Concerns were raised in this period about the influence of Emmanuel's organization over Conservative Party nominations in some ridings. In particular, his endorsement of three candidates at a rally in Kemptville, Nova Scotia was seen as helping those candidates secure party nominations in their ridings. Asked about the matter, Emmanuel said, "It's time we stopped apologizing and started defending who we are. The evangelical community in Canada, by and large, and socially conservative Catholics, are saying we have been far too heavenly minded and thus we have been of no earthly value for far too long, on too many fronts." He declined to say how many of his adherents had secured Conservative Party nominations, arguing that the media would portray his campaign as the infiltration of the party by "right-wing fanatics."[16] [17] He also stated that his group was non-partisan, and that he was not working as an agent of the Conservative Party.[18]
In a 2005 interview with the Hamilton Spectator, Emmanuel described homosexuals as "sexual deviants" and that homosexuality is "a choice," said that he regarded it as "the wrong choice, a bad choice," and further argued that "the state shouldn't sanction wrong choices." He acknowledged that his views would be hurtful to some readers, but argued that this did not make his opinions hateful.[19]

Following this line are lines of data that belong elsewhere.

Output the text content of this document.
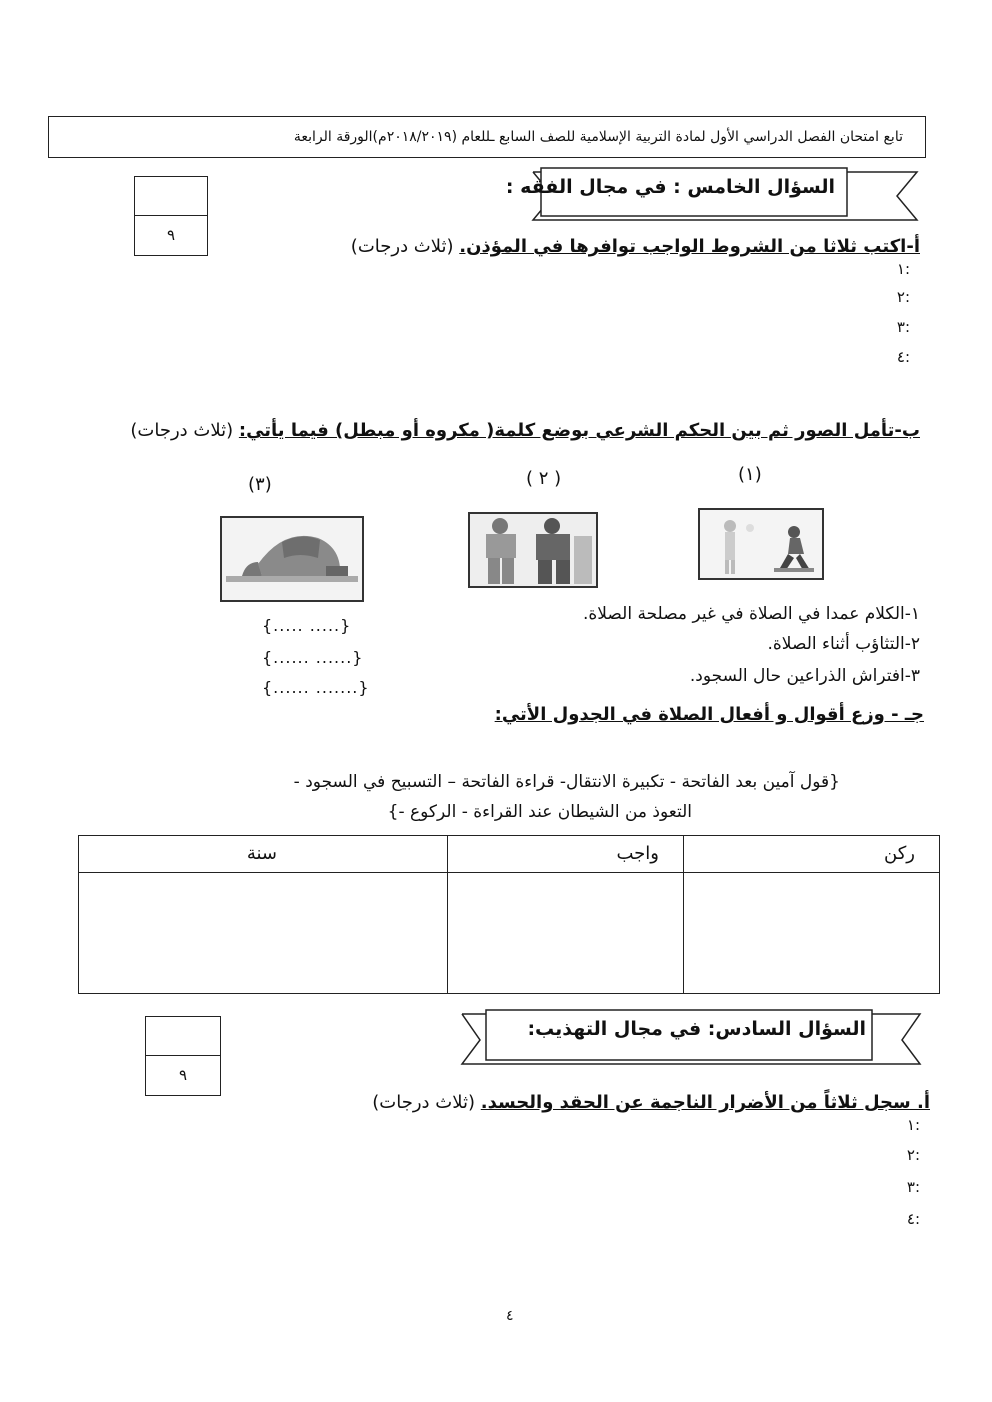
تابع امتحان الفصل الدراسي الأول لمادة التربية الإسلامية للصف السابع ـللعام (٢٠١٨/٢٠١٩م)الورقة الرابعة
٩
السؤال الخامس : في مجال الفقه :
أ-اكتب ثلاثا من الشروط الواجب توافرها في المؤذن. (ثلاث درجات)
:١
:٢
:٣
:٤
ب-تأمل الصور ثم بين الحكم الشرعي بوضع كلمة( مكروه أو مبطل) فيما يأتي: (ثلاث درجات)
(١)
( ٢ )
(٣)
١-الكلام عمدا في الصلاة في غير مصلحة الصلاة.
{..... .....}
٢-التثاؤب أثناء الصلاة.
{...... ......}
٣-افتراش الذراعين حال السجود.
{...... .......}
جـ - وزع أقوال و أفعال الصلاة في الجدول الأتي:
{قول آمين بعد الفاتحة - تكبيرة الانتقال- قراءة الفاتحة – التسبيح في السجود -
التعوذ من الشيطان عند القراءة - الركوع -}
ركن	واجب	سنة

٩
السؤال السادس: في مجال التهذيب:
أ. سجل ثلاثاً من الأضرار الناجمة عن الحقد والحسد. (ثلاث درجات)
:١
:٢
:٣
:٤
٤
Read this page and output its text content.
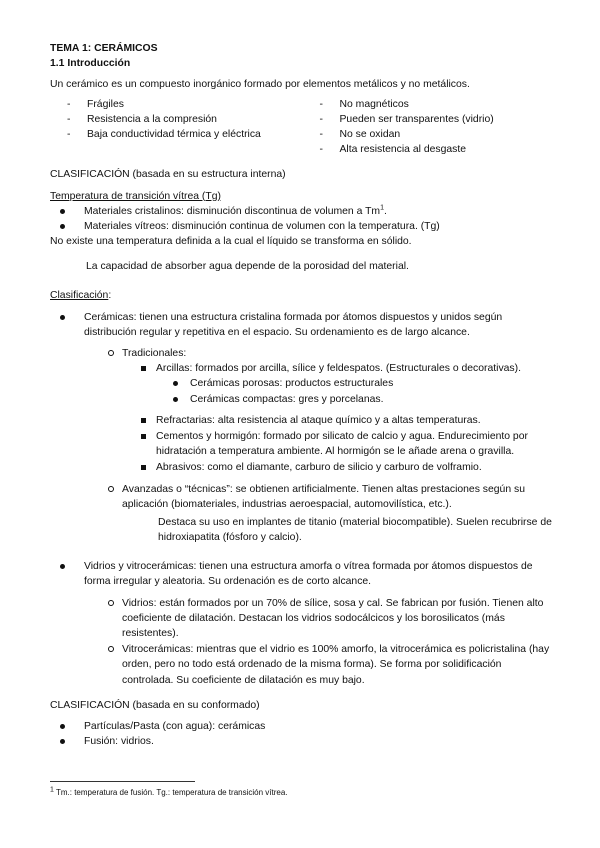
TEMA 1: CERÁMICOS

1.1 Introducción

Un cerámico es un compuesto inorgánico formado por elementos metálicos y no metálicos.

-	Frágiles
-	Resistencia a la compresión
-	Baja conductividad térmica y eléctrica
-	No magnéticos
-	Pueden ser transparentes (vidrio)
-	No se oxidan
-	Alta resistencia al desgaste

CLASIFICACIÓN (basada en su estructura interna)

Temperatura de transición vítrea (Tg)

Materiales cristalinos: disminución discontinua de volumen a Tm$^1$.
Materiales vítreos: disminución continua de volumen con la temperatura. (Tg)

No existe una temperatura definida a la cual el líquido se transforma en sólido.

La capacidad de absorber agua depende de la porosidad del material.

Clasificación:

Cerámicas: tienen una estructura cristalina formada por átomos dispuestos y unidos según distribución regular y repetitiva en el espacio. Su ordenamiento es de largo alcance.
Tradicionales:
Arcillas: formados por arcilla, sílice y feldespatos. (Estructurales o decorativas).
Cerámicas porosas: productos estructurales
Cerámicas compactas: gres y porcelanas.
Refractarias: alta resistencia al ataque químico y a altas temperaturas.
Cementos y hormigón: formado por silicato de calcio y agua. Endurecimiento por hidratación a temperatura ambiente. Al hormigón se le añade arena o gravilla.
Abrasivos: como el diamante, carburo de silicio y carburo de volframio.
Avanzadas o “técnicas”: se obtienen artificialmente. Tienen altas prestaciones según su aplicación (biomateriales, industrias aeroespacial, automovilística, etc.).

Destaca su uso en implantes de titanio (material biocompatible). Suelen recubrirse de hidroxiapatita (fósforo y calcio).

Vidrios y vitrocerámicas: tienen una estructura amorfa o vítrea formada por átomos dispuestos de forma irregular y aleatoria. Su ordenación es de corto alcance.
Vidrios: están formados por un 70% de sílice, sosa y cal. Se fabrican por fusión. Tienen alto coeficiente de dilatación. Destacan los vidrios sodocálcicos y los borosilicatos (más resistentes).
Vitrocerámicas: mientras que el vidrio es 100% amorfo, la vitrocerámica es policristalina (hay orden, pero no todo está ordenado de la misma forma). Se forma por solidificación controlada. Su coeficiente de dilatación es muy bajo.

CLASIFICACIÓN (basada en su conformado)

Partículas/Pasta (con agua): cerámicas
Fusión: vidrios.

$^1$ Tm.: temperatura de fusión. Tg.: temperatura de transición vítrea.
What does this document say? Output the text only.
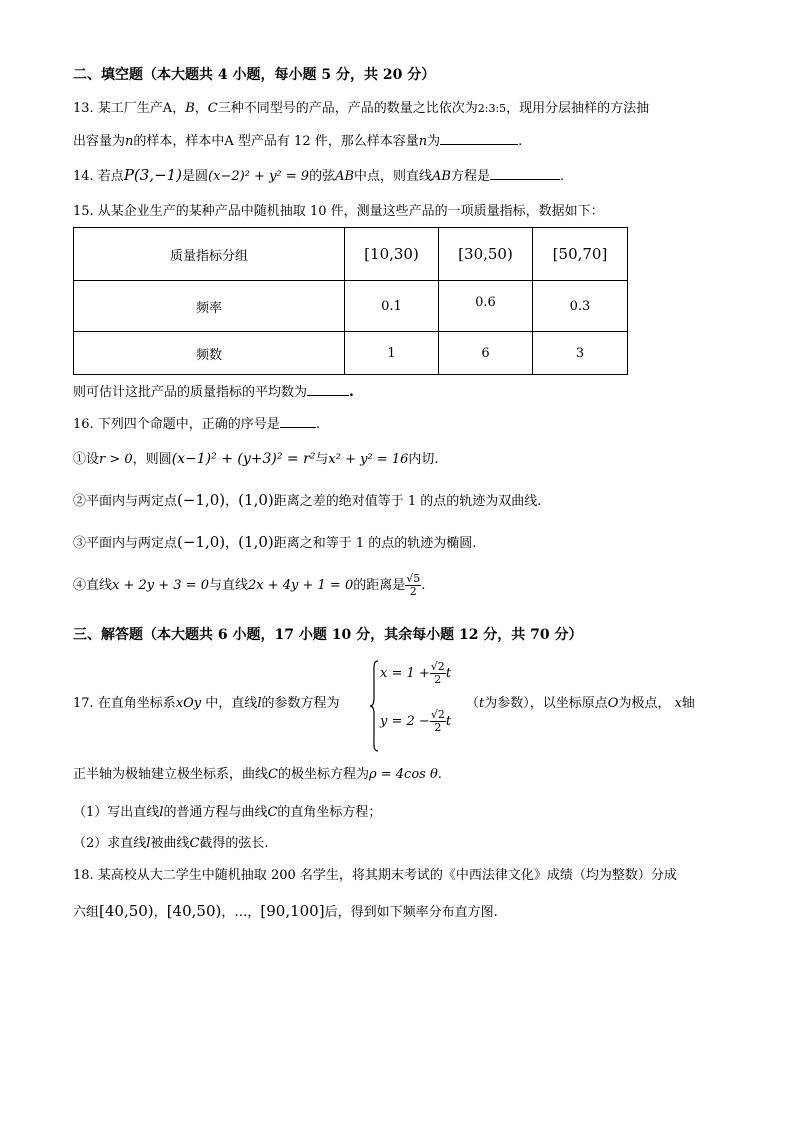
二、填空题（本大题共 4 小题，每小题 5 分，共 20 分）
13. 某工厂生产A，B，C三种不同型号的产品，产品的数量之比依次为2:3:5，现用分层抽样的方法抽
出容量为n的样本，样本中A 型产品有 12 件，那么样本容量n为	.
14. 若点P(3,−1)是圆(x−2)² + y² = 9的弦AB中点，则直线AB方程是	.
15. 从某企业生产的某种产品中随机抽取 10 件，测量这些产品的一项质量指标，数据如下：
质量指标分组	[10,30)	[30,50)	[50,70]
频率	0.1	0.6	0.3
频数	1	6	3
则可估计这批产品的质量指标的平均数为	.
16. 下列四个命题中，正确的序号是	.
①设r > 0，则圆(x−1)² + (y+3)² = r²与x² + y² = 16内切.
②平面内与两定点(−1,0)，(1,0)距离之差的绝对值等于 1 的点的轨迹为双曲线.
③平面内与两定点(−1,0)，(1,0)距离之和等于 1 的点的轨迹为椭圆.
④直线x + 2y + 3 = 0与直线2x + 4y + 1 = 0的距离是 $\frac{√5}{2}$ .
三、解答题（本大题共 6 小题，17 小题 10 分，其余每小题 12 分，共 70 分）
$x = 1 + \frac{√2}{2}$ t
$y = 2 - \frac{√2}{2}$ t
17. 在直角坐标系xOy 中，直线l的参数方程为	（t为参数），以坐标原点O为极点， x轴
正半轴为极轴建立极坐标系，曲线C的极坐标方程为ρ = 4cos θ.
（1）写出直线l的普通方程与曲线C的直角坐标方程；
（2）求直线l被曲线C截得的弦长.
18. 某高校从大二学生中随机抽取 200 名学生，将其期末考试的《中西法律文化》成绩（均为整数）分成
六组[40,50)，[40,50)，…，[90,100]后，得到如下频率分布直方图.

During this period, Emmanuel sought to distance himself from statements he had made three years earlier that were critical of Islam. Discussing a 2002 article in which he favourably cited Franklin Graham's description of Islam as an "evil and wicked religion," Emmanuel said, "I know the religion itself isn't that [evil and wicked] but it was a polemical piece ... written in the context of 9/11." He added, "Polemics doesn't define a man. As I get old and more mature, I realize polemics has its place, but you have to be careful."[20]
In late 2005, Emmanuel undertook a speaking tour of the United States. He argued that Canada's political establishment was attempting to export a liberal culture to the United States via the United Nations, and encouraged Canadian citizens living in the United States to vote against the Liberal Party in the 2006 federal election.[21] During the election itself, he campaigned for the next parliament to revisit the issue of same-sex marriage.[22] Later in the year, Emmanuel told a conference in Washington, D.C. that Christians were discriminated against in Canada.[23]
Emmanuel resurfaced in 2009 as campaign manager for Randy Hillier, in the latter's bid to lead the Progressive Conservative Party of Ontario.[24] During this campaign, Emmanuel and other figures in the Progressive Conservative Party called for the abolition of the Ontario Human Rights Tribunal.[25] Hillier finished last in a field of four candidates on the first ballot and gave his support to the eventual winner, Tim Hudak.
Stockwell Day has endorsed Emmanuel, writing "[w]hether promoting friendship between nations or rallying for family and faith, Tristan has worked diligently to promote conservative causes in Canada."[26]
Emmanuel is the author of a book entitled, Christophobia: The Real Reason Behind Hate Crime Legislation, in which he argues that hate crime legislation in Canada has resulted in a loss of religious freedom. He is also the author of the 2006 book Warned: Canada's Revolution Against Faith, Family, and Freedom Threatens America.